Kissing Bass
By Frank Sargeant
from The Fishing Wire
Let’s talk a little smack.
I’m not a prude, you understand. Nor lacking in the normal human need for affection. And I’m a broad-minded, inclusive kind of guy.
But what is this thing with fish-kissing?
It used to be just Jimmy Houston. I mean, I can see it, Jimmy is sort of a wacky guy, he’s a natural comedian as well as a heck of an angler, and if he wants to get a little weird and kiss fish and make that his trademark, that’s his business.But now I can’t get in a boat without somebody planting a big wet one on a catch before sending it back over the side. Like campaigning politicians pursuing babies, they rush to kiss everything that comes aboard. A guy doesn’t want to see that stuff. Not even on Valentines Day.
I admit it, I might smooch a pooch now and then. A bird-dog likes a little extra reward at the end of a good day. But osculating an Oscar is not my idea of fun. Tangling tongues with a tarpon, not for me. Ditto for bussing a bluegill. Lip-locking a ladyfish, uh-uh. Sucking-face with a sucker, not. Smooching a smallmouth, I’ll pass. Snuggling up to a snook, negative. No spooning with a spoonbill or mergin’ with a sturgeon for me. Smackers don’t go to snappers. I’m not pecking a perch, either. And I will in no way exchange bodily fluids with a sailcat, AKA “snot on a knot” by some of the rather rough and ready fellows around Tampa Bay, I blush to report.

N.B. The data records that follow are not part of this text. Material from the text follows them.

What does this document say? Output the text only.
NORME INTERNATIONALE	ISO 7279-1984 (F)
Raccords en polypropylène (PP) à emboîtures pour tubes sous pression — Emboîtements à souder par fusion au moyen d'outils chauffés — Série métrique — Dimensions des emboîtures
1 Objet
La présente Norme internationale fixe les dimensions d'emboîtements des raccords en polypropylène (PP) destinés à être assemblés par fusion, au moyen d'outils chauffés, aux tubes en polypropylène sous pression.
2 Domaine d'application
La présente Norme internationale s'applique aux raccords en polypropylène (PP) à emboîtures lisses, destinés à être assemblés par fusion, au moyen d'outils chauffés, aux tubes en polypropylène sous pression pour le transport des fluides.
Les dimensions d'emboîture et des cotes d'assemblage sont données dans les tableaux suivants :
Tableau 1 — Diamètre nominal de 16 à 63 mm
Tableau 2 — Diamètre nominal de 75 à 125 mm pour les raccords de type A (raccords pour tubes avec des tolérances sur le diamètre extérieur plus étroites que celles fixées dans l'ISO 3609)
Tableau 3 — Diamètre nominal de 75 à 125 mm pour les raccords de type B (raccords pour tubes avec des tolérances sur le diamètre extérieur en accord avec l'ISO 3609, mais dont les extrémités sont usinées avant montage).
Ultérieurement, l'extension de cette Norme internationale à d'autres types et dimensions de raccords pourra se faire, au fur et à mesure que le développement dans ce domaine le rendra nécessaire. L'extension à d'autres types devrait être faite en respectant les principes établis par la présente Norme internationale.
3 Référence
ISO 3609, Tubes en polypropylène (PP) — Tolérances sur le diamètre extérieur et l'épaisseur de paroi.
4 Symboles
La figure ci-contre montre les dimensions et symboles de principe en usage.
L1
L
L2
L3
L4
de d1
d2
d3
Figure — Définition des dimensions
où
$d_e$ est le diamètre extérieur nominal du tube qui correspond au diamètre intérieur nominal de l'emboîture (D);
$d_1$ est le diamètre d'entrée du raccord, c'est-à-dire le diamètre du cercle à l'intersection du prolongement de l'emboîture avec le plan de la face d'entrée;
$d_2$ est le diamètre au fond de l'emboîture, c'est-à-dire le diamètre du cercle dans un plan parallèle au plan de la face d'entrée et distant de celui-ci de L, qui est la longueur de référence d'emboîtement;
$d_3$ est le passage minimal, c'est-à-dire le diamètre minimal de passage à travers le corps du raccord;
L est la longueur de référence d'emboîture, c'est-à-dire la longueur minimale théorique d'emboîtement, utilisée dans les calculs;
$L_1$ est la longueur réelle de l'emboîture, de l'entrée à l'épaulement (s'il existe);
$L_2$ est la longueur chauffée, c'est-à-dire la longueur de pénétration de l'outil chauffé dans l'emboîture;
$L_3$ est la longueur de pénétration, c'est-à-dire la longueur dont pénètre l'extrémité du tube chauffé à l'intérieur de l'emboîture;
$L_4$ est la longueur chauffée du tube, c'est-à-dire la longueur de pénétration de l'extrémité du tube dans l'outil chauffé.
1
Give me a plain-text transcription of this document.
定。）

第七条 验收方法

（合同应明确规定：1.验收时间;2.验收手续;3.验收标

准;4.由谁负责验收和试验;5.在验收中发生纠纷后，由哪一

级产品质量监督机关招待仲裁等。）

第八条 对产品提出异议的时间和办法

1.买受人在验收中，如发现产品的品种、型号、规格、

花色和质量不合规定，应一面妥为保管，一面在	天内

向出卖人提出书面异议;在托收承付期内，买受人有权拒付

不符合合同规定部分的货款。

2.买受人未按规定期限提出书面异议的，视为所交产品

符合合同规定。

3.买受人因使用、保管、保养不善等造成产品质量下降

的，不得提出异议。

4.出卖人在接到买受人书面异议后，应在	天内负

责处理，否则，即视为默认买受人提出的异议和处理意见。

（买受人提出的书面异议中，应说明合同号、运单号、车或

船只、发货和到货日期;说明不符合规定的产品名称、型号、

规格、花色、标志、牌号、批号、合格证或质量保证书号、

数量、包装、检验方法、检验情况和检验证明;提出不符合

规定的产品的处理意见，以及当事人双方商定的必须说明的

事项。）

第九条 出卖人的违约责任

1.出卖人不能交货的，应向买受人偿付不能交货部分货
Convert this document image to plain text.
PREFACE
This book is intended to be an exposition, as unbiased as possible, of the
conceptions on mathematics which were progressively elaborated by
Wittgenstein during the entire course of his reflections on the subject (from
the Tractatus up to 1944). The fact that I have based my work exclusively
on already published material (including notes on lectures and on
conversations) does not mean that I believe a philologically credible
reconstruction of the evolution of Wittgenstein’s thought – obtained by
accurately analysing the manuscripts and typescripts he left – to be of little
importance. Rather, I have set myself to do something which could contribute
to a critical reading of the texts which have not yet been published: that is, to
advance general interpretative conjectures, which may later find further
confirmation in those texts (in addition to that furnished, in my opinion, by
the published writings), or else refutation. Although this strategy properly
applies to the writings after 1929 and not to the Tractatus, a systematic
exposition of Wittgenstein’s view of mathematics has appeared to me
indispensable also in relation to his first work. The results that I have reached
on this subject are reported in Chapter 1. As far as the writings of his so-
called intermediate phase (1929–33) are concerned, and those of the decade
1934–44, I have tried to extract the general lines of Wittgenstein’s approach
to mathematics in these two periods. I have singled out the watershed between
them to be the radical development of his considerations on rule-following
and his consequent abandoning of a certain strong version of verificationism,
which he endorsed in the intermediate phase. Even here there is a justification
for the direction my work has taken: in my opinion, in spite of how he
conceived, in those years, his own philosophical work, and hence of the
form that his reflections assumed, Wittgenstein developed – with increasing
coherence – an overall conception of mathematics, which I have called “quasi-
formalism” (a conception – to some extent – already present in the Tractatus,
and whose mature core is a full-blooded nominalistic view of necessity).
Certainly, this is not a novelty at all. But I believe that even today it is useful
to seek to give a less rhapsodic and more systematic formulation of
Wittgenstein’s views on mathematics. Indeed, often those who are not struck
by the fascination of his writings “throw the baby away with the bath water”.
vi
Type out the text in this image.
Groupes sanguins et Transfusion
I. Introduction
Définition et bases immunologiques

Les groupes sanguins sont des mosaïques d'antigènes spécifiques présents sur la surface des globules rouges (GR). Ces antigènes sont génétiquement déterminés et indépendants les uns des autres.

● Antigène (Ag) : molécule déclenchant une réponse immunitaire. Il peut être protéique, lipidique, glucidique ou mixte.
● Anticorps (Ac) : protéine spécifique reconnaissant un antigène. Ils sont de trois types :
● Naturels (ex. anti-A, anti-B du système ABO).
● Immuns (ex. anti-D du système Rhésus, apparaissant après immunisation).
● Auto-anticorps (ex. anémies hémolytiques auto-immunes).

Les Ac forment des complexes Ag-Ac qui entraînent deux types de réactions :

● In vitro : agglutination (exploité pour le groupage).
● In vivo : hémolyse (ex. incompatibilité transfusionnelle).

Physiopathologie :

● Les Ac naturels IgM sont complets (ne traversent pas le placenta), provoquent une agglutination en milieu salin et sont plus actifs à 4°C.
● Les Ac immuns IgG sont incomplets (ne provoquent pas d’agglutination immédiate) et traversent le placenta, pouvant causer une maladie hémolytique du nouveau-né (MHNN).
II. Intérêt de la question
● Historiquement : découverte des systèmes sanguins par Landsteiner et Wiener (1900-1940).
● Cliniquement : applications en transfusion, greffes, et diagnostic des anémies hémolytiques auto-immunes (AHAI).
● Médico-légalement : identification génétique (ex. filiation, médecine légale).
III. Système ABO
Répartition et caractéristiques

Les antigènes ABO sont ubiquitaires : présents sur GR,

I mean, I can understand, it’s sort of a gesture. We love the fish, we wish them well, we want to see them again, we hate to let ’em go.
Or maybe it’s sort of like the mobster kiss de la morte, you know, ‘I see you again, Little Vinnie, I kill you.’
Or maybe the Middle Eastern approach, a fervent smacker, three times on each cheek, love you so much, and then a good riot, rock tossing, a little tire-burning, shooting guns in the air and a good time had by all. But whatever the logic, it escapes me.
Not to say I would never do it, of course. When it comes down to it, l can kiss bass with the best of them if I have to. In fact, bass kissing runs in my family, you could say. But we try to avoid it when we can.
Part of my thing about selective kissing probably came from my childhood. When I was in kindergarten I used to have an aunt who would come rushing towards me, lips like slabs of whale meat, dripping crimson lipstick and saliva, to plant a big wet one on my cheek every time she saw me, sometimes bashing my nose with her five pound ear-rings in the process. It gave me a lifetime bad attitude about kissing anybody whom I’m not taking out.
I have never been one for kissing cold-blooded creatures, anyway, except during a brief period in 1965 when I dated an Ohio University coed who called herself Zarga. She kept snakes. You get the picture.
Just because I love fish does not mean I love fish, you know what I’m saying? Some have accused me, in my divorced years, of dating female life forms that looked somewhat carpish. But they were all kissable rainbow trout to me, and kiss-catch-and-release was a wonderful thing.
For them, not for actual fish. To each his own, but for me, to tell the truth, the closest thing I want to get to fish lips is my needle-nose pliers.